Started by Jack March 3, 2006
Hello,

If I generate a random sequence x and calculate:

phase of FFT(autocorrelation of x)

then the phase is the same no matter what...

That puzzles me a little bit....Can anybody explain to
me why the phase is deterministic in this case?



Jack wrote:

> Hello, > > If I generate a random sequence x and calculate: > > phase of FFT(autocorrelation of x) > > then the phase is the same no matter what... > > That puzzles me a little bit....Can anybody explain to > me why the phase is deterministic in this case? > > >
The autocorrelation operation automatically yields a result that has even symmetry around the origin. You'd find that if you arranged the result of the autocorrelation so that it's origin was at sample 1 (time = 0 -- don't you love Matlab?) the fft would be entirely real. -- Tim Wescott Wescott Design Services http://www.wescottdesign.com Posting from Google? See http://cfaj.freeshell.org/google/
> The autocorrelation operation automatically yields a result that has even > symmetry around the origin. You'd find that if you arranged the result of > the autocorrelation so that it's origin was at sample 1 (time = 0 -- don't > you love Matlab?) the fft would be entirely real.
Ok, the fft would be entirely real...but how does that answer my question?
Jack wrote:
>>The autocorrelation operation automatically yields a result that has even >>symmetry around the origin. You'd find that if you arranged the result of >>the autocorrelation so that it's origin was at sample 1 (time = 0 -- don't >>you love Matlab?) the fft would be entirely real. > > > Ok, the fft would be entirely real...but how does that answer my question? > > >
Well, the phase of a real number is either 0 or 180 degrees, no other choices. That's a lot more deterministic than "anything", which is what you'd get from an arbitrary complex number. If you happen to be taking the autocorellation of a positive-definite process then the correctly-centered fft phase will always be 0, forget the 180 degrees. Taking the 'usual' fft with uncentered data will give a phase that is always the same (spinning about at a rate proportional to the offset), which would end up looking pretty darn deterministic. This answer seems entirely adequate to me. Perhaps you should try to restate your question so I know what parts I've left out? -- Tim Wescott Wescott Design Services http://www.wescottdesign.com Posting from Google? See http://cfaj.freeshell.org/google/
>> > Well, the phase of a real number is either 0 or 180 degrees, no other > choices. That's a lot more deterministic than "anything", which is what > you'd get from an arbitrary complex number. > > If you happen to be taking the autocorellation of a positive-definite > process then the correctly-centered fft phase will always be 0, forget the > 180 degrees. Taking the 'usual' fft with uncentered data will give a > phase that is always the same (spinning about at a rate proportional to > the offset), which would end up looking pretty darn deterministic. >
excellent answer...now I understand...thank you very much...
hmmm...i guess i hit the send button too fast...

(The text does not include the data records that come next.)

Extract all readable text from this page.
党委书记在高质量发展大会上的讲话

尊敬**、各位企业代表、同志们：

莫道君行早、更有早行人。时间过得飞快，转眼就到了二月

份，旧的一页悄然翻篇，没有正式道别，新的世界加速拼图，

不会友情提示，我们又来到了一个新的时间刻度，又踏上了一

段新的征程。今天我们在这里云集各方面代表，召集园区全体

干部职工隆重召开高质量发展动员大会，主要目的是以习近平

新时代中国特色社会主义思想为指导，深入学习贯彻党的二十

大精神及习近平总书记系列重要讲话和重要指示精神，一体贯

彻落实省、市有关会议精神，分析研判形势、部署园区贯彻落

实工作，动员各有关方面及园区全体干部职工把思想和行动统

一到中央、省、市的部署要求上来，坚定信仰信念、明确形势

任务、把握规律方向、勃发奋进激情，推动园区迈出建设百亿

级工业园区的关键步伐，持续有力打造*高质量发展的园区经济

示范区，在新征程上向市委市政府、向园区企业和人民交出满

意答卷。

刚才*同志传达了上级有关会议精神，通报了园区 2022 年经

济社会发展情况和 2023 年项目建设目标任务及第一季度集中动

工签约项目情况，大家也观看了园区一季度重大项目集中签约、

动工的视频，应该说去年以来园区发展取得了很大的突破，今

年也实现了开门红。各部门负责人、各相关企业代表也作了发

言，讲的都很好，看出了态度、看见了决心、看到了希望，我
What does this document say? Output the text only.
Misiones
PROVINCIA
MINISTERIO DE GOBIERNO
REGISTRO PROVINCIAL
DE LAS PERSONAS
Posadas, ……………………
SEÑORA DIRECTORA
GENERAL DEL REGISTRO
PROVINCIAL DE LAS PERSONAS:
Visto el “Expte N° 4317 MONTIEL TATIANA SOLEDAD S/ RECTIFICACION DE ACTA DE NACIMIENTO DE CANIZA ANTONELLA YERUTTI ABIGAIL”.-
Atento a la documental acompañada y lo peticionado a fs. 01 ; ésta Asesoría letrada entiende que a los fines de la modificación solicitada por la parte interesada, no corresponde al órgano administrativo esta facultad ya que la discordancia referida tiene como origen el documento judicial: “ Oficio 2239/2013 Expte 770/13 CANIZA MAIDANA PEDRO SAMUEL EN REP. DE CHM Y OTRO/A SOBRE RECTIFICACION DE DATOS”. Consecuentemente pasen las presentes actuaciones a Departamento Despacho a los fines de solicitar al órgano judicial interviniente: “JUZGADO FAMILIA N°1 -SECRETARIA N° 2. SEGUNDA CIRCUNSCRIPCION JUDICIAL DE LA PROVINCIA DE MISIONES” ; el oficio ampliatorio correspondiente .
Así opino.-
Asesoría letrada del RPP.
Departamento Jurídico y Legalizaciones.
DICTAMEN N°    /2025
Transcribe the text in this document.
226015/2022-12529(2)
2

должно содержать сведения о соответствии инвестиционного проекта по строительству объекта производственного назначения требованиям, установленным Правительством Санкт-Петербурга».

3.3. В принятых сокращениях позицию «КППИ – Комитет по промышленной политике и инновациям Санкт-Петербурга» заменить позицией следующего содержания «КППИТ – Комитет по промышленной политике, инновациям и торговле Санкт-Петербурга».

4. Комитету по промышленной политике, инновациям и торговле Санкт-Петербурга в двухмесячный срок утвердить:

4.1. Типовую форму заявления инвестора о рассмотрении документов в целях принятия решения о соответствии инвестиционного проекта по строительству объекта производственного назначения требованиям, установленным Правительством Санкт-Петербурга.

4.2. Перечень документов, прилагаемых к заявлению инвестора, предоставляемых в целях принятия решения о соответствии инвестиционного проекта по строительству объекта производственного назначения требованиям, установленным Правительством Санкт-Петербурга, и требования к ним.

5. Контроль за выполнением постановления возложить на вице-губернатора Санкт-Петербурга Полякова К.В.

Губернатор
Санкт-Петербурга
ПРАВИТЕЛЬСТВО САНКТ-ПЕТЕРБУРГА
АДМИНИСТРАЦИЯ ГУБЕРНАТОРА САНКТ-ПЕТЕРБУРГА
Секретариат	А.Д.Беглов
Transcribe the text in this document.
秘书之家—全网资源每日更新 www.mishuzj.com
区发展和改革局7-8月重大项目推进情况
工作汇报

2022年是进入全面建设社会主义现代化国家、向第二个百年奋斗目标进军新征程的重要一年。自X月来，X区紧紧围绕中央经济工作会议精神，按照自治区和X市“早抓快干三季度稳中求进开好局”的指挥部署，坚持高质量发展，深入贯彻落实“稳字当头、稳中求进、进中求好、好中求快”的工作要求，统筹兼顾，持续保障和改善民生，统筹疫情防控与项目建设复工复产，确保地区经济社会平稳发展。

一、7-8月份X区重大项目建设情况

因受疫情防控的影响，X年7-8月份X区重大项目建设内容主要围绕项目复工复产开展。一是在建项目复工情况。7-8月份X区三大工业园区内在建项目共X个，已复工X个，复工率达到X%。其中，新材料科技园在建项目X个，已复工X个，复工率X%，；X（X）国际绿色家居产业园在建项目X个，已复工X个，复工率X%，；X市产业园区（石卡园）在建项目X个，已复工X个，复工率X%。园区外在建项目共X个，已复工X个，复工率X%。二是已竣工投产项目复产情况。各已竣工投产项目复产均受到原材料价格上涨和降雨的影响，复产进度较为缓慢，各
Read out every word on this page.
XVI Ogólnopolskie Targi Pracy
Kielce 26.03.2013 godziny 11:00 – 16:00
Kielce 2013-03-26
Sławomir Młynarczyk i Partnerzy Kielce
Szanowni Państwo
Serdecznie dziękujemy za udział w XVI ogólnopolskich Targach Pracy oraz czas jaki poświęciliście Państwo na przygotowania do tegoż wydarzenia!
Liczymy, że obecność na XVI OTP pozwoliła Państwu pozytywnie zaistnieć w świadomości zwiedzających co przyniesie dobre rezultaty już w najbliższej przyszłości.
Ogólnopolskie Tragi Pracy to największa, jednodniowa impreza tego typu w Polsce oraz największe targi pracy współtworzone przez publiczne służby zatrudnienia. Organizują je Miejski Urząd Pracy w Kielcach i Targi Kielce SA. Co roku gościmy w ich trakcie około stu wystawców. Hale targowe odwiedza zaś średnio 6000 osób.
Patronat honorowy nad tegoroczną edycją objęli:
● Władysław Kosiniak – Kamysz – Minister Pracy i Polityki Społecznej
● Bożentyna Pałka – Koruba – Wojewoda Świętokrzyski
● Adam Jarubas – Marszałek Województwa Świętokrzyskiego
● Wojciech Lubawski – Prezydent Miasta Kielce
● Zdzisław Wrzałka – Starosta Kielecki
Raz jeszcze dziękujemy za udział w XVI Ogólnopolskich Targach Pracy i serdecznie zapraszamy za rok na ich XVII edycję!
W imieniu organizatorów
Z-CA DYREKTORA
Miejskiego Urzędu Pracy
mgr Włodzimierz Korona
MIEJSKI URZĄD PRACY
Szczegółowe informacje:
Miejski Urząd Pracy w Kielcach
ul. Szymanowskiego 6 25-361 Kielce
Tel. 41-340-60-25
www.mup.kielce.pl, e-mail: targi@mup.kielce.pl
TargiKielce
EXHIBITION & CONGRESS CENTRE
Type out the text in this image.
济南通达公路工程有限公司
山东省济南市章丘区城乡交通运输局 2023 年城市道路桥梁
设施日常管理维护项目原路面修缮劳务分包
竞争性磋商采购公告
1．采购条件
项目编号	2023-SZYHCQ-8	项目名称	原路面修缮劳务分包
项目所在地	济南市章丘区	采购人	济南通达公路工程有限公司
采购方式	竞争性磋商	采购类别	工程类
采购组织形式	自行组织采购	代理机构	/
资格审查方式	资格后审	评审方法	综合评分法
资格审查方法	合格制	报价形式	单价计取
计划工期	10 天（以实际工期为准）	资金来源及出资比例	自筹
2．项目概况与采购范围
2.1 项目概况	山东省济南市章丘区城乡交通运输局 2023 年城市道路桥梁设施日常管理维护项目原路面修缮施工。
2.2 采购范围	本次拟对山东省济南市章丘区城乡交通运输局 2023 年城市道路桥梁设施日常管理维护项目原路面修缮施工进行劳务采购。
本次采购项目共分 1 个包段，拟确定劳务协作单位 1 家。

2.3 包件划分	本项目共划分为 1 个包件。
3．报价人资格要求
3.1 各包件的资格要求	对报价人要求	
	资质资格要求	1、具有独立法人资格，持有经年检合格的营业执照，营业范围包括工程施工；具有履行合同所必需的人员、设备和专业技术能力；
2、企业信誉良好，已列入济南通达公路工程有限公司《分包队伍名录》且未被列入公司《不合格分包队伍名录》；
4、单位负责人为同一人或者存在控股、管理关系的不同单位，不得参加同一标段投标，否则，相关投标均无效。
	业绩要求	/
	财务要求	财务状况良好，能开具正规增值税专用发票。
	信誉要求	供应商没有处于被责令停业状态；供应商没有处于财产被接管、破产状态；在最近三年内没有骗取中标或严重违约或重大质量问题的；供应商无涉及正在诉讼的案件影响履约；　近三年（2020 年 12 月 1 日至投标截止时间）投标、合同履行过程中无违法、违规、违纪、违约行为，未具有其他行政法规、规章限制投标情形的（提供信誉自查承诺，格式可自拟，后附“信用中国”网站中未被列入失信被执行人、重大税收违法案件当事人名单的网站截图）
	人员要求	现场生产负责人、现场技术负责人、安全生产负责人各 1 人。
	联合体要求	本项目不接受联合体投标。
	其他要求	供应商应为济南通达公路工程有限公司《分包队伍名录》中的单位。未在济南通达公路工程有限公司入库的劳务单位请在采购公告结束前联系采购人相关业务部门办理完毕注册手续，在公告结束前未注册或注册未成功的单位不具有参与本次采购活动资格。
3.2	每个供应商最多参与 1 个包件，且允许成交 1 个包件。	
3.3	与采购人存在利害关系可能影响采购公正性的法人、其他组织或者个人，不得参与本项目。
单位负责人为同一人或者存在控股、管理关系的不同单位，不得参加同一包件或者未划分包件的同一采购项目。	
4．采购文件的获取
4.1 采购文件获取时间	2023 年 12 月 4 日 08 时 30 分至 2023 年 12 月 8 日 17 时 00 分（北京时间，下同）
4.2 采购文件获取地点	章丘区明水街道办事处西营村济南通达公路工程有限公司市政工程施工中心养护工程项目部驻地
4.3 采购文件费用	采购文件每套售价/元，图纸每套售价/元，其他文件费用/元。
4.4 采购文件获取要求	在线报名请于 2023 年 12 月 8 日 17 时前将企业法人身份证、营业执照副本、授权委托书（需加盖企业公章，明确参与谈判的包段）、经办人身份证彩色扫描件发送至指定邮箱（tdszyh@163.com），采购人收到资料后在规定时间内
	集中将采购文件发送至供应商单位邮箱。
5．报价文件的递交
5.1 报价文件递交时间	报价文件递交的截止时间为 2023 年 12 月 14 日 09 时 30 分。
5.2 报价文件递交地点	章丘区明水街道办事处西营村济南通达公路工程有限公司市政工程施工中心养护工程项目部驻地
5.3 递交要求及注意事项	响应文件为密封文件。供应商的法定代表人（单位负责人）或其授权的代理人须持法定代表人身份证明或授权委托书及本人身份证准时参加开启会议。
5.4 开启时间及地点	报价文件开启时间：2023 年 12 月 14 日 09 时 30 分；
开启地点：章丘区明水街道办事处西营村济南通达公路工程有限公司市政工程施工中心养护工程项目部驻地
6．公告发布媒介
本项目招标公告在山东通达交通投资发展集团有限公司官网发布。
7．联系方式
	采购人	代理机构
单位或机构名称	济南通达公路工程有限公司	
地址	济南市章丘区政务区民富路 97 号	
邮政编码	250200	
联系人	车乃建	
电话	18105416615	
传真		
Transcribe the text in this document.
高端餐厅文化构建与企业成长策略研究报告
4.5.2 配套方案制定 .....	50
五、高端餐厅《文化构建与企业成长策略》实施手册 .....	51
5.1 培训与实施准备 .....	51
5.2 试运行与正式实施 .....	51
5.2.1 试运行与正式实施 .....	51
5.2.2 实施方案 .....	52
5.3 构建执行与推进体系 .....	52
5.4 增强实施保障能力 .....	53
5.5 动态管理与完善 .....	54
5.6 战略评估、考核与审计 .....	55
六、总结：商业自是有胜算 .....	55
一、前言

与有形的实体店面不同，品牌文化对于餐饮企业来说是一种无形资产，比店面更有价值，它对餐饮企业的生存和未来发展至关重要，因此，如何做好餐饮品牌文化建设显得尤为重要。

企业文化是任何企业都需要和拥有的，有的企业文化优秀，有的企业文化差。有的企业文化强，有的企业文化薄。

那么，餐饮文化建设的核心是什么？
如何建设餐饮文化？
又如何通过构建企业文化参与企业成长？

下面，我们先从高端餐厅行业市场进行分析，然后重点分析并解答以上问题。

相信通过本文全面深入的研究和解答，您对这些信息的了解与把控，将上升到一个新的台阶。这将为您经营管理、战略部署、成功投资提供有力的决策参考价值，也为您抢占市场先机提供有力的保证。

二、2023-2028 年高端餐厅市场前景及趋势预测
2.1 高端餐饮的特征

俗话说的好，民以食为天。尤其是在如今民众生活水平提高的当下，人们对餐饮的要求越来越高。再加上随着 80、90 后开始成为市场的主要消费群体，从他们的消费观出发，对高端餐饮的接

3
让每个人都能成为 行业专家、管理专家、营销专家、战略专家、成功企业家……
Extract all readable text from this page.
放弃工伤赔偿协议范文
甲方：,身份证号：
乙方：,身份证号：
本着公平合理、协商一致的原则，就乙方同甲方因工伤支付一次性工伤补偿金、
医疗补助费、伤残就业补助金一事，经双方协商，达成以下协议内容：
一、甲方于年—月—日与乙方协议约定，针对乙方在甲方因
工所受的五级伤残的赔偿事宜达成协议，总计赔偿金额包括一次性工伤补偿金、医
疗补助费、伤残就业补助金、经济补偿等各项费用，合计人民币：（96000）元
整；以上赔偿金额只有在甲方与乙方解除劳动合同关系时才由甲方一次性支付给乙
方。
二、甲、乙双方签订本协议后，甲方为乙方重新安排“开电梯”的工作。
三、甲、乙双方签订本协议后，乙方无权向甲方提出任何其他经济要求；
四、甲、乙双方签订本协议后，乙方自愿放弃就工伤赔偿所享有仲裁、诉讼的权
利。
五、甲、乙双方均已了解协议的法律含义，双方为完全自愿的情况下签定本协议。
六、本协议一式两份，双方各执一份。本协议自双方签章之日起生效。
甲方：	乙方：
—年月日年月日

you say that the phase of a real number is always either 0 or 180...

but in this case I am calculating the phase of a complex number which
you can see on subplot (1,3,3) in the matlab code below.

try running this matlab code and you will see what I am talking about..

i appreciate the help :-)

clc
close all
clear

N=40;
for k=1:1000
x=randn(1,N);
rxx=xcorr(x);
phase_x=angle(fft(rxx));
subplot(1,3,1)
plot(rxx)
ylim([-20 100]);
subplot(1,3,2)
plot(phase_x)
subplot(1,3,3)
plot(fft(rxx))
drawnow;
t=['Press any key ' num2str(k)];
title(t)
pause()
end



ok...i get it now...the phase has nothing to do with the input but only with
the number of points....stupid me...